Minha mãe foi morta quando eu tinha três anos de vida. Lembro de cada detalhe, pois estava com ela quando aconteceu. Meu pai tentou manter-me no mundo dos 'trouxas', afinal eu não apresentava nenhum traço da raça élfica - exceto, dizem alguns, a beleza e os olhos argutos.E ele tencionava proteger-me dos bruxos, mas, quando as orelhas tornaram-se pontudas e minha pele irradiou uma luz prateada num momento de ira, me revelei e ele me ocultou. Não foi tão ruim. Passei a acompanhá-lo em suas missões, aprendendo a usar meus poderes. Assumia minha missão.

Papai tentou transmitir todo o conhecimento de sua luta contra os bruxos negros. Ele via o potencial de uma mistura como a que eu carregava: o olhar profundo, a interação com a natureza e a sensibilidade dos elfos; a força dos humanos e o domínio dos elementos dos bruxos. Jamais deixei de buscar o melhor de cada mundo, de modo que aproveitei o máximo possível no mundo 'trouxa' e no mundo 'mágico' (aprecio cinema e música, sobretudo; e um bom vôo de vassoura.), entretanto, não pertencia a nenhum deles.
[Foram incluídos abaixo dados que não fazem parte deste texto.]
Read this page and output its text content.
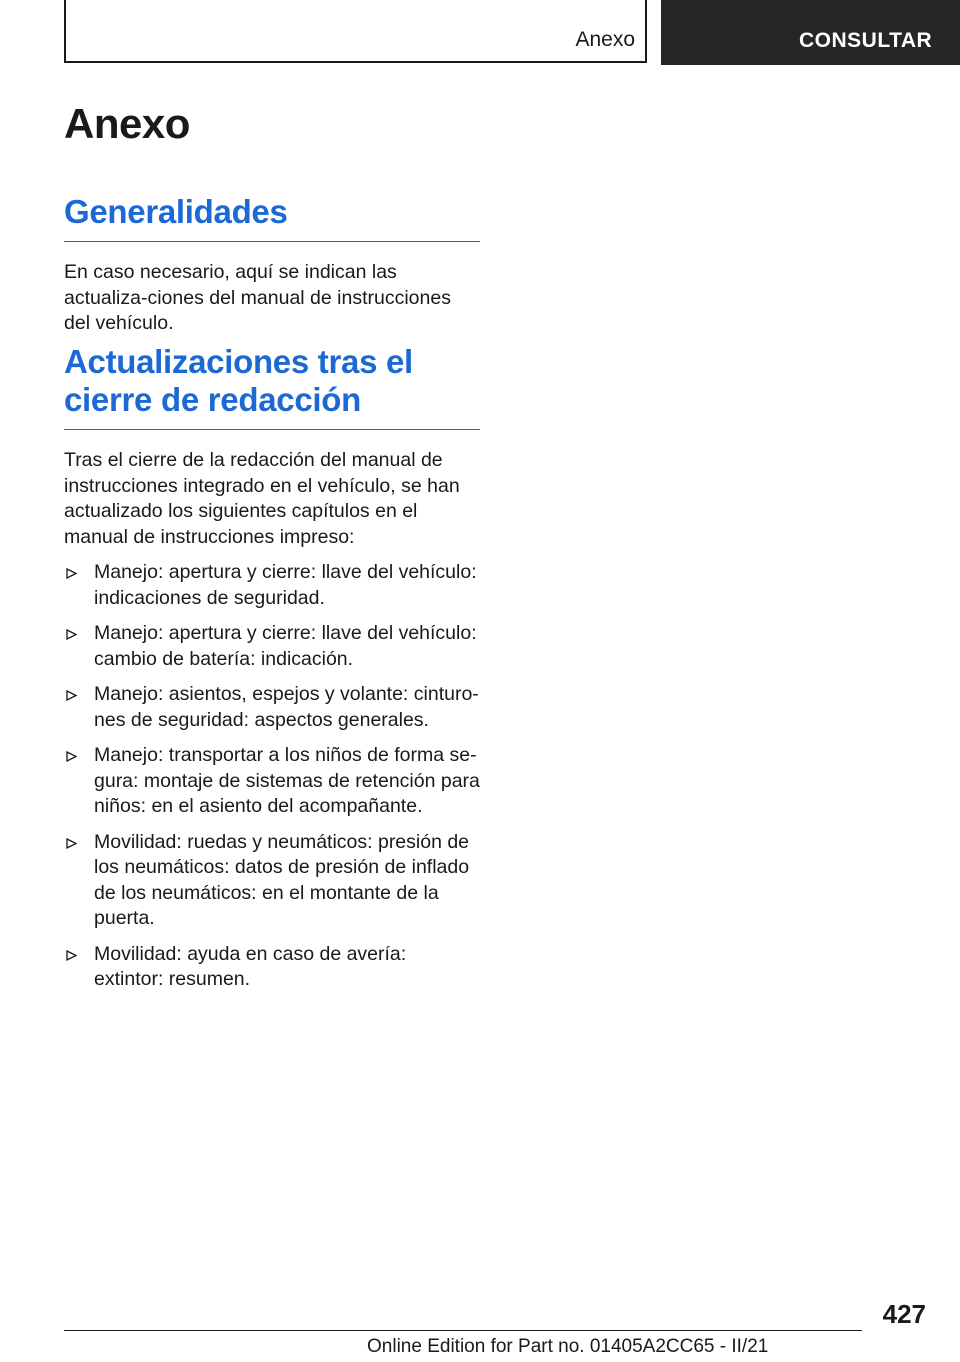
Anexo	CONSULTAR
Anexo
Generalidades

En caso necesario, aquí se indican las actualiza-ciones del manual de instrucciones del vehículo.

Actualizaciones tras el cierre de redacción

Tras el cierre de la redacción del manual de instrucciones integrado en el vehículo, se han actualizado los siguientes capítulos en el manual de instrucciones impreso:

Manejo: apertura y cierre: llave del vehículo: indicaciones de seguridad.
Manejo: apertura y cierre: llave del vehículo: cambio de batería: indicación.
Manejo: asientos, espejos y volante: cinturo-nes de seguridad: aspectos generales.
Manejo: transportar a los niños de forma se-gura: montaje de sistemas de retención para niños: en el asiento del acompañante.
Movilidad: ruedas y neumáticos: presión de los neumáticos: datos de presión de inflado de los neumáticos: en el montante de la puerta.
Movilidad: ayuda en caso de avería: extintor: resumen.
427
Online Edition for Part no. 01405A2CC65 - II/21
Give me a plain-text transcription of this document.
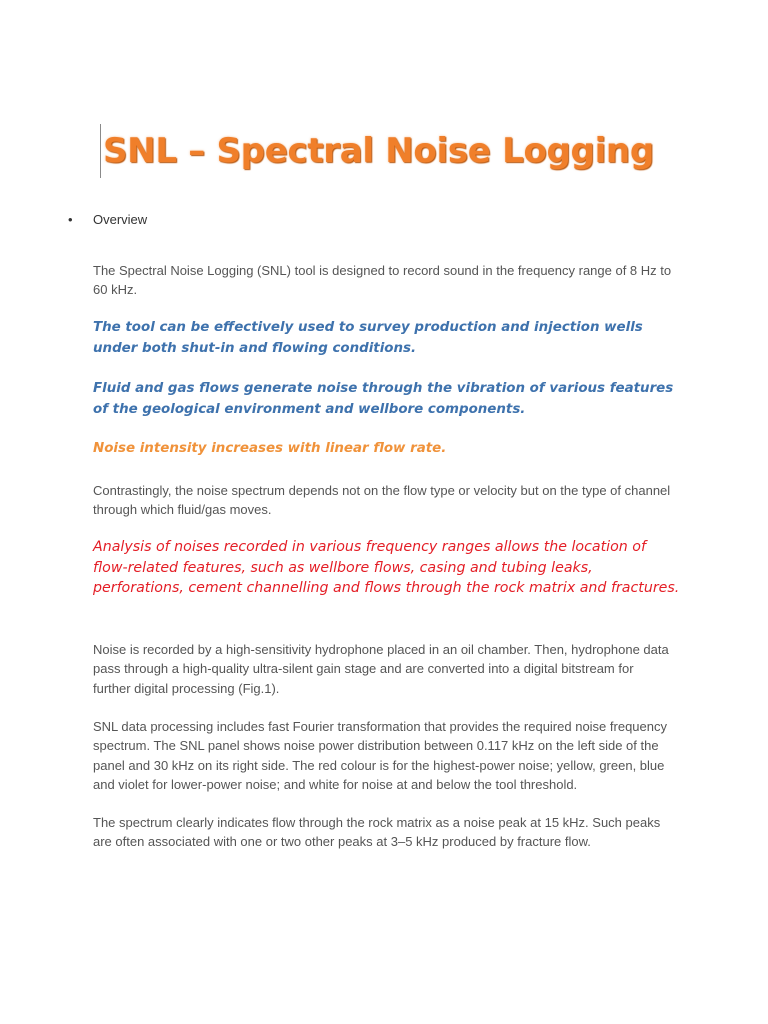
SNL – Spectral Noise Logging
• Overview

The Spectral Noise Logging (SNL) tool is designed to record sound in the frequency range of 8 Hz to 60 kHz.

The tool can be effectively used to survey production and injection wells under both shut-in and flowing conditions.

Fluid and gas flows generate noise through the vibration of various features of the geological environment and wellbore components.

Noise intensity increases with linear flow rate.

Contrastingly, the noise spectrum depends not on the flow type or velocity but on the type of channel through which fluid/gas moves.

Analysis of noises recorded in various frequency ranges allows the location of flow-related features, such as wellbore flows, casing and tubing leaks, perforations, cement channelling and flows through the rock matrix and fractures.

Noise is recorded by a high-sensitivity hydrophone placed in an oil chamber. Then, hydrophone data pass through a high-quality ultra-silent gain stage and are converted into a digital bitstream for further digital processing (Fig.1).

SNL data processing includes fast Fourier transformation that provides the required noise frequency spectrum. The SNL panel shows noise power distribution between 0.117 kHz on the left side of the panel and 30 kHz on its right side. The red colour is for the highest-power noise; yellow, green, blue and violet for lower-power noise; and white for noise at and below the tool threshold.

The spectrum clearly indicates flow through the rock matrix as a noise peak at 15 kHz. Such peaks are often associated with one or two other peaks at 3–5 kHz produced by fracture flow.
Viajei por toda a Terra, em vários mundos que interagem constantemente e as pessoas não se dão conta. Caminhei por estradas subterrâneas e escuras; encontrei criaturas desesperadas e terríveis; busquei o céu e a luz das estrelas para descansar. A maioria das minhas experiências parece surrealista ou inacreditável a qualquer ser humano, bruxo ou não.

Aos dezenove anos eu conheço muito, contudo nunca estive longe de meu pai..."

Pareceu bom para ela, que estava cansada e finalmente pronta. Levantou-se com o amasso nos braços, ajeitou seus pertences na mochila pendurada na vassoura com um comando de pensamento. Deixou o felino descer.

- Não fique longe muito tempo.

"Quando voltar, terá muito que contar." - Ele abanou o rabo em despedida e partiu.

Aline concentrou-se, procurando sentir a presença de alguém. Encontrou apenas turistas acampados próximo ao riacho. Eles estavam tão entretidos que não viram a vassoura planando sobre a floresta com uma jovem montada, seguindo em direção a Paris.